Du point de vue de l’investisseur, le portrait est clair : la Suisse offre un couple rendement/risque très défensif, mais faiblement rémunérateur, surtout pour l’immobilier résidentiel. Et ce n’est qu’une partie de l’équation : la fiscalité et les restrictions d’accès jouent un rôle décisif.
Fiscalité et restrictions : le vrai filtre pour l’investisseur étranger
La Suisse ne se contente pas d’être chère, elle est aussi très sélective. Le fameux dispositif « Lex Koller » limite strictement l’acquisition de logements par les non‑résidents : sauf cas particuliers (citoyens de l’UE/EFTA avec permis de séjour suisse, ou certains biens de vacances en zones désignées), un étranger ne peut tout simplement pas acheter un bien résidentiel pour usage d’investissement classique.
Chaque canton applique son propre impôt de mutation (0% à plus de 3%), les plus chers étant Genève et Vaud (~3%).
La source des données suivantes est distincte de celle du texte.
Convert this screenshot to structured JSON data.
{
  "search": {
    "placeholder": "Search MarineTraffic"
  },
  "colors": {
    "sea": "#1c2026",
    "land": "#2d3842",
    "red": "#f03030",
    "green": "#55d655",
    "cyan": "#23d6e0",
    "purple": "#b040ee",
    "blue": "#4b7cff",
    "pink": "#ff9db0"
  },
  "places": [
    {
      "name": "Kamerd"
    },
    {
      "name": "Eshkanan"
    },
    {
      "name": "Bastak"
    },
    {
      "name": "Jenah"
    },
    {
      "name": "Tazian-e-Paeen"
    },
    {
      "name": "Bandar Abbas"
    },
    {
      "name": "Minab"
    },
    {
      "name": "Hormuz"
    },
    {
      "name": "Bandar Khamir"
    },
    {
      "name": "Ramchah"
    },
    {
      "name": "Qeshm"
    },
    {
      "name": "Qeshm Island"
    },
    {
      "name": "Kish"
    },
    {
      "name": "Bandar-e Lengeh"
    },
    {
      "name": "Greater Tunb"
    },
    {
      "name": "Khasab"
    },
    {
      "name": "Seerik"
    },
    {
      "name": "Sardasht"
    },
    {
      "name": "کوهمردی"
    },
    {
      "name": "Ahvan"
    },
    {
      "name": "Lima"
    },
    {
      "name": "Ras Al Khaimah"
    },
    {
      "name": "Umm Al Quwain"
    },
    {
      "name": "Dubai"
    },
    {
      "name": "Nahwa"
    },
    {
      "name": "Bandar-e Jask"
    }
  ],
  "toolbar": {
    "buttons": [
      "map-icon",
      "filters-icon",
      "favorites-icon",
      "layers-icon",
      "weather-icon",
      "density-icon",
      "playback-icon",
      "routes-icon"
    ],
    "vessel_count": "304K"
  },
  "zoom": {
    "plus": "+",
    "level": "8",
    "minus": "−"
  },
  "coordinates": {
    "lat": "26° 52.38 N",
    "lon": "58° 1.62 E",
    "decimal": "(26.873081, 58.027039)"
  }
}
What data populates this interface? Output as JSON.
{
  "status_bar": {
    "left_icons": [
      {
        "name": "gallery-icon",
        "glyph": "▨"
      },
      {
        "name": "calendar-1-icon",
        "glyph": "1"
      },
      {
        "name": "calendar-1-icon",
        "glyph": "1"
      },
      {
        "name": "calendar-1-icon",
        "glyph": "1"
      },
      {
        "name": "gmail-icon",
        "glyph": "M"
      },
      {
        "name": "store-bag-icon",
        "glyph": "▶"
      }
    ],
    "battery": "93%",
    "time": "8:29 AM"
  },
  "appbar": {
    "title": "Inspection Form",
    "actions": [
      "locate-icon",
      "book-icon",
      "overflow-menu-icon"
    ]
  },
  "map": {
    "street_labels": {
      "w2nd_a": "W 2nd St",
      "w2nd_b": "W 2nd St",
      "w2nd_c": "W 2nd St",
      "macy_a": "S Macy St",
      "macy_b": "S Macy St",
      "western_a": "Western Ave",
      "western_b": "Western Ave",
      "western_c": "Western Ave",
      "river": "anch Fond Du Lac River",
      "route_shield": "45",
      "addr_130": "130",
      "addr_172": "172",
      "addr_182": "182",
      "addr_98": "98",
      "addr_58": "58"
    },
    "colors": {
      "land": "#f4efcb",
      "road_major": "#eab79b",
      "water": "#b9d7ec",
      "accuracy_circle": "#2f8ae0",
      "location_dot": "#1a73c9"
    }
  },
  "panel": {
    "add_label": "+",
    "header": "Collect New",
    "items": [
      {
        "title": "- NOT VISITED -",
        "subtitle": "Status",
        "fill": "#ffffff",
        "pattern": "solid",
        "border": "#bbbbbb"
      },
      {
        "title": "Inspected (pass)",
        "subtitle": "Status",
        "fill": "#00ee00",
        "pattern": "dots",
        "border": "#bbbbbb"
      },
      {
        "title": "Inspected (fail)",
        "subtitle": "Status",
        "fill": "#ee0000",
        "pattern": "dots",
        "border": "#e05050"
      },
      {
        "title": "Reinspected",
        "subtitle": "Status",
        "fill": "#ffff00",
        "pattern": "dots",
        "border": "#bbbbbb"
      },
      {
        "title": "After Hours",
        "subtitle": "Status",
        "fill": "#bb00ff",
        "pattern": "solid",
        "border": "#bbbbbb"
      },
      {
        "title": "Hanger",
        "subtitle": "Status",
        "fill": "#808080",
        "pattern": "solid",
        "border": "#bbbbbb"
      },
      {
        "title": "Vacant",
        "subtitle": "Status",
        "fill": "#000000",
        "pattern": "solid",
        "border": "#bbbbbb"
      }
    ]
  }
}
Ajoutez les frais de notaire et d’inscription au registre foncier : le coût total de transaction atteint environ 3% du prix d’achat.
Ensuite vient la fiscalité récurrente :
– La plupart des cantons prélèvent un impôt annuel sur la fortune, dont le barème varie, mais qui peut représenter entre 0,1 % et 0,6 % du patrimoine net, parfois davantage pour les très gros contribuables. L’immobilier entre dans l’assiette via une valeur fiscale souvent inférieure au prix de marché, mais l’effet sur les patrimoines élevés est tangible.
– Plusieurs cantons appliquent aussi un impôt annuel spécifique sur la propriété immobilière, de l’ordre de 0,02 % à 0,3 % de la valeur fiscale.
– Les revenus locatifs sont imposés comme revenu ordinaire, auxquels s’ajoute l’« valeur locative » pour les propriétaires occupants.
En cas de revente, les plus‑values sont soumises à un impôt cantonal sur le gain immobilier (Grundstückgewinnsteuer), dont le taux dépend très fortement de la durée de détention. À Genève, il peut atteindre 50 % du gain si vous revendez la première année, avant de décroître progressivement jusqu’à 0 % après 25 ans. À Zurich, les taux vont d’environ 40 % pour une détention très courte à environ 10 % après vingt ans. Le message est clair : l’immobilier suisse est pensé comme un investissement de très long terme.
En résumé, pour un investisseur international sans résidence suisse, la Suisse est davantage un marché de niche, très filtré, qu’un terrain de jeu à grande échelle. Les investisseurs déjà résidentiels, en revanche, peuvent profiter pleinement du couple taux bas / valeur refuge, au prix de rendements modérés.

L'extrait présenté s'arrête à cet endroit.